Oh man, i think im more confused than ever... mik3, the redrawn circuit was by me, and you seam to imply that the Vsources are in series...So 19.3v across the resistor makes sense to me

hgmjr, ive redrawn the circuit and added a ground refrence... but if you take a look at my drawing can you see why the Vout looks to me like 20V - Forward Vdrop of Diode(0.7)...?

Take heart, things are darkest just before the dawn.

hgmjr

 

Have your original circuit. And think that you have a voltmeter across you 12V supply and your Vo . Your voltmeter will measure 12V -0.7V voltage. Do not redraw the circuit since it was already the simplest circuit it could be.

 

All you needed to do is add the power supplies and think like hmgjr about where the common node was between the supplies.

Consult the attached diagram ...

 

Here are some statements about the circuit.

a) There is no zero volt ground in this circuit, so we won't talk about it.

b) You are told that the bottom of the 1k resistor is at -8V. Don't argue with that, because it says so.

c) You are told that the voltage at the top of the diode is +12V. Again, no point arguing, because it's written right there, black on white.

d) You know that a diode which is conducting will have 0.7V across it. What your professor failed to explain is what that actually means - here it comes:
One end of that diode (the anode end) is 0.7V higher in voltage than the bottom.

e) In other words, the bottom end of your diode is 0.7V lower in voltage than the top. We don't care where 0V is. We don't need to know. We know that the bottom of the diode is 0.7V lower than the top. What's the top voltage? 12V. What's the voltage Vo at the bottom of the diode? 0.7V lower, = 11.3V.

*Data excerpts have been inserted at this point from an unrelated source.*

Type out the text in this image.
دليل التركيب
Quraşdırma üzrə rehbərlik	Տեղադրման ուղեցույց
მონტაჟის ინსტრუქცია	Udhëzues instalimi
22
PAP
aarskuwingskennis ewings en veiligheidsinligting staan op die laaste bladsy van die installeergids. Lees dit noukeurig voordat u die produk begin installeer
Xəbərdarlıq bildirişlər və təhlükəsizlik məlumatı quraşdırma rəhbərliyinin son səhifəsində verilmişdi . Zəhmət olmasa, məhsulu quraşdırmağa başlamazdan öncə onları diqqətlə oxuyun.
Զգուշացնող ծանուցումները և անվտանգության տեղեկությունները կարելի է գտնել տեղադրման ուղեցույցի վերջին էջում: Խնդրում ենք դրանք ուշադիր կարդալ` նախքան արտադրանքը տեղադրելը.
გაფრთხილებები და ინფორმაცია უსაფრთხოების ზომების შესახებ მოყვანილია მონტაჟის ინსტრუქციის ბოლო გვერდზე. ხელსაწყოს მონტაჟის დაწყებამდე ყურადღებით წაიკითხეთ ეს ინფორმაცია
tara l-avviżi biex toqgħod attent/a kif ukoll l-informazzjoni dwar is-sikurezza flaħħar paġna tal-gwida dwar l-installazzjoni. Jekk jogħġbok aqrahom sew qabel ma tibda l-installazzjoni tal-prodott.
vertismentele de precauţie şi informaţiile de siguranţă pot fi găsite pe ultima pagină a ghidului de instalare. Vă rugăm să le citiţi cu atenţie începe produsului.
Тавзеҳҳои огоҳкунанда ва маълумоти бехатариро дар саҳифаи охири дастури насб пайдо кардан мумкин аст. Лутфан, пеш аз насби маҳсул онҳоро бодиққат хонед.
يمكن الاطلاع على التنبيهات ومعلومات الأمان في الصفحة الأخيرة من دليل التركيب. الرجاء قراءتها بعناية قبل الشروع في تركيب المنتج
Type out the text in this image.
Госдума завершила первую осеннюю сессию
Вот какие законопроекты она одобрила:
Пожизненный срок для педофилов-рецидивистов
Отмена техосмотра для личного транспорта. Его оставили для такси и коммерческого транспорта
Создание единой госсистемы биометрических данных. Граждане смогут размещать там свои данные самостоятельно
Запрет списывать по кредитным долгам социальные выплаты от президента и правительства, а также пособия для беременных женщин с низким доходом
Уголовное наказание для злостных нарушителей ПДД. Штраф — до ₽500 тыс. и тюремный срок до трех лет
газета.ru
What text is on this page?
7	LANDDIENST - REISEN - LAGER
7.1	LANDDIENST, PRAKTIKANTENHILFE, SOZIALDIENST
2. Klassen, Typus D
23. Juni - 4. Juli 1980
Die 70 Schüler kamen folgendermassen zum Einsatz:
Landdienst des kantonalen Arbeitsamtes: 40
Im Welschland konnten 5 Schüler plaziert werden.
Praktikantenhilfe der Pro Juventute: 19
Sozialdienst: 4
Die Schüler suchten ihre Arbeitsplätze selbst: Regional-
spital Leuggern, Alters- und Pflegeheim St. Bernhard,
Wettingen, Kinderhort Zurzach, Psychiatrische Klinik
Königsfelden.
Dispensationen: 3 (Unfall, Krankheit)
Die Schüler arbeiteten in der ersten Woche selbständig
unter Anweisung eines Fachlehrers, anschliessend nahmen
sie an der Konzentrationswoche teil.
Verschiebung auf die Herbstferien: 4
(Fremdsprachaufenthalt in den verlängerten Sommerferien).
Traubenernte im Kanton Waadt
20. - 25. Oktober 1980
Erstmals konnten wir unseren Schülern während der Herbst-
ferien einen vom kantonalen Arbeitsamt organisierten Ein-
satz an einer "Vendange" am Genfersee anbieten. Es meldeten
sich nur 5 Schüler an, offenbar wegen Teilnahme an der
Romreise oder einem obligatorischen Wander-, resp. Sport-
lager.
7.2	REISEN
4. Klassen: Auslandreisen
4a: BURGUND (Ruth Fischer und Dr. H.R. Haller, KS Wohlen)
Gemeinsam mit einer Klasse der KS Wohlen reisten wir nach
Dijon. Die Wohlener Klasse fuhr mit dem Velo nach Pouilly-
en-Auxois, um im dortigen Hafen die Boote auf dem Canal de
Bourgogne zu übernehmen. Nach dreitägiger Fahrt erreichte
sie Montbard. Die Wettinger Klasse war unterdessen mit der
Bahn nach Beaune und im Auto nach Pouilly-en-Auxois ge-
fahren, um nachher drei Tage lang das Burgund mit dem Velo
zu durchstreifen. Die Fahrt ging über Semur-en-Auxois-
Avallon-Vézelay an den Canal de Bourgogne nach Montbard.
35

f) If the top of the diode was 2850V, the the bottom of the diode (Vo) would still be 0.7V less, at 2849.3V

g) If the negative supply at the bottom of the resistor was negative 8 gazillion volts, we still know that the diode's cathode (Vo) is 0.7V lower in voltage than it's anode. Whatever the anode voltage is, subtract 0.7V and you have the cathode voltage.

h) How much higher is the top of the resistor (Vo) than its bottom end? Vo is 11.3V, we worked that out already. The bottom of the resistor is -8V because it says so on the diagram. We can say then that the top end of the resistor is 11.3 - (-8) = 19.3V higher than the bottom.

i) What we mean when we say there is 19.3V across the resistor is this: One end of the resistor is 19.3V different from the other end. This is what a voltmeter will read if you connect it across the resistor. A voltmeter doesn't tell you what the voltage is at some point is - it tells you what the voltage difference is between two points in a circuit.

j) If we shifted all the voltages up by 1000V: Voltage at the top is 1012V. Voltage at the bottom is 992V. There would STILL be 0.7V across the diode, and there would STILL be 19.3V across the resistor. But because we know there is 0.7V across the diode, Vo would now be 1012 - 0.7 = 1011.3V. Yes, Vo shifted up by 100V too.

k) This illustrates very nicely the distinction between the phrase "the voltage AT point X is blah" and the phrase "the voltage ACROSS component Y is blah".